Excel Basics
Take your Excel skills to the next level by learning how to sort, filter, and pivot data. Begin your Excel learning journey and learn to shape data into the format you are looking for using core Excel data manipulation features.
What you'll learn
- Learn to sort, filter, and pivot data in Excel
- Understand how to shape datasets into useful formats
- Practice skills through projects, quizzes, and a final project
Skills you'll gain
- Sort data based on custom parameters
- Filter data based on values
- Pivot a dataset
- Use Excel to explore and analyze real-world data such as GDP
Prerequisites
- • None
Who this course is for
- → Beginners who are new to Microsoft Excel
- → Learners interested in data analytics and data science
- → Anyone who wants to improve basic Excel data manipulation skills
Our Review
Learn A Course Online EditorialBottom Line
A genuinely finishable, zero-cost intro to Excel's most practical features—best treated as a confident first step, not a complete skill set.
📊 Course Snapshot
📝 Editorial Analysis
Here's the thing about a one-hour Excel course: it's either going to be a genuinely useful on-ramp or a glorified table of contents. Codecademy's Excel Basics lands closer to the first option—and at free, the bar for recommending it is pretty low. But I want to be specific about what you're actually getting, because the title is doing a little more heavy lifting than the content.
The course covers three core skills: sorting, filtering, and pivoting data. That's a deliberately narrow scope—and honestly, I respect it. Too many beginner courses try to cover formulas, charts, VLOOKUP, conditional formatting, and keyboard shortcuts all in one go, and then wonder why their support inbox fills up with "I'm lost" messages. This one picks a lane. The lane is data manipulation. It stays in that lane.
The use of real-world data—GDP figures, specifically—is a small but meaningful detail. It means you're not sorting a fake list of fictional widgets. You're working with something that feels like an actual Tuesday-morning task. That kind of grounding matters for beginners who are trying to connect the skill to a reason to care.
Codecademy's format leans interactive, which is a plus here.
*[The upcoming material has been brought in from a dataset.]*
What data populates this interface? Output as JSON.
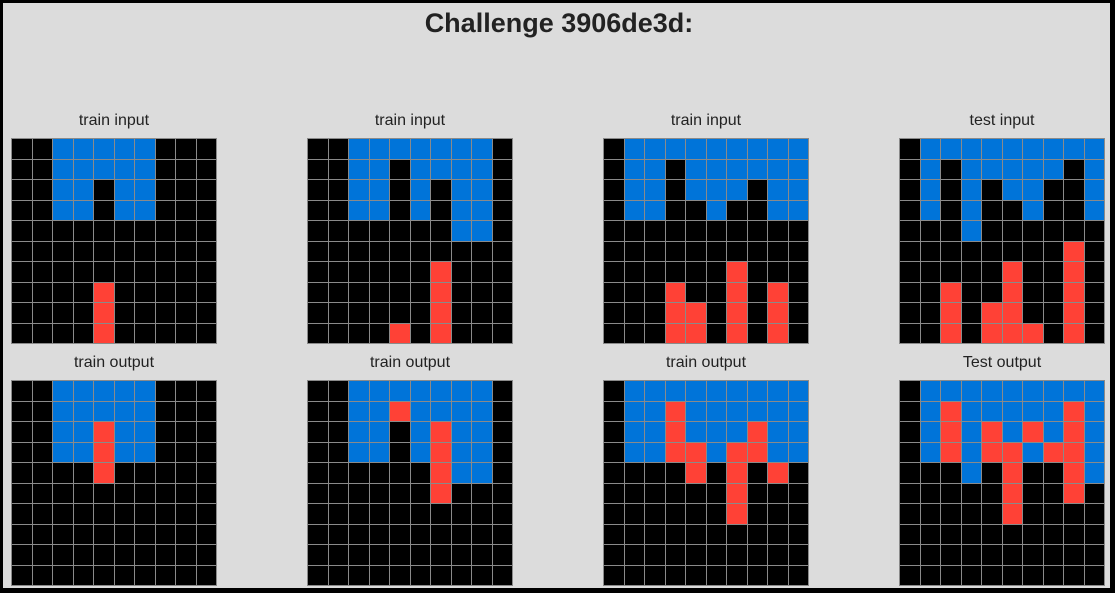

Quizzes and a final project are included—so it's not just watch-and-forget. There's some low-stakes proof-of-learning built in. For a free, one-hour course, that's more structure than most.
The honest limitation? One hour is one hour. You will not leave this course ready to build a financial model or wrangle a 50,000-row dataset. Pivot tables get introduced here—but pivot tables have depth. This is the appetizer, not the meal. Anyone hoping to use Excel seriously for data analytics will need to stack this with intermediate content afterward. Think of it as the "start-here path," not the whole path.
With 658 reviews sitting at 4.4 out of 5, students seem to agree: it does what it says. That's not a small thing. And I get a little spicy about courses that overpromise, so a course that quietly delivers on a modest promise? That earns some goodwill from me.
⏱️ Real Time Investment
1h
Listed Duration
~2h
Realistic Estimate
The listed hour is plausible if you're clicking through quickly—but if you're actually pausing to do the exercises, re-reading anything that doesn't click, and completing the final project without rushing, budget closer to two hours. That's still an easy Saturday morning or a couple of lunch breaks. The friction here is low by design.
🎯 Skills You'll Build
✓ Strengths
- Completely free with no paywall—zero financial risk for an absolute beginner testing the waters
- Narrow, well-defined scope (sort, filter, pivot) means you actually finish knowing those three things, not vaguely knowing twenty
- Uses real-world GDP data for practice, which grounds the skills in something that feels like actual work
- Interactive format with quizzes and a final project adds light accountability that passive video courses skip
- One-hour runtime makes it genuinely finishable—even on a tired Tuesday night
✗ Limitations
- Depth is shallow by design: pivot tables are introduced but barely explored, so intermediate learners will hit a ceiling fast
- No coverage of formulas, functions, or charts—the course title says 'basics' but really means 'data manipulation basics,' which is a narrower promise than most beginners expect
- 658 reviews is a relatively small sample for a Codecademy course, so the 4.4 rating may shift as more students weigh in
- Codecademy's browser-based environment doesn't fully replicate working in an actual Excel desktop file, which can create a small friction gap when students try to apply skills on their own machine
🎯 Bottom line: If you've never touched Excel and want a clean, free, no-excuses starting point that you'll actually finish, this is a solid first hour—just know you'll need to keep going after it.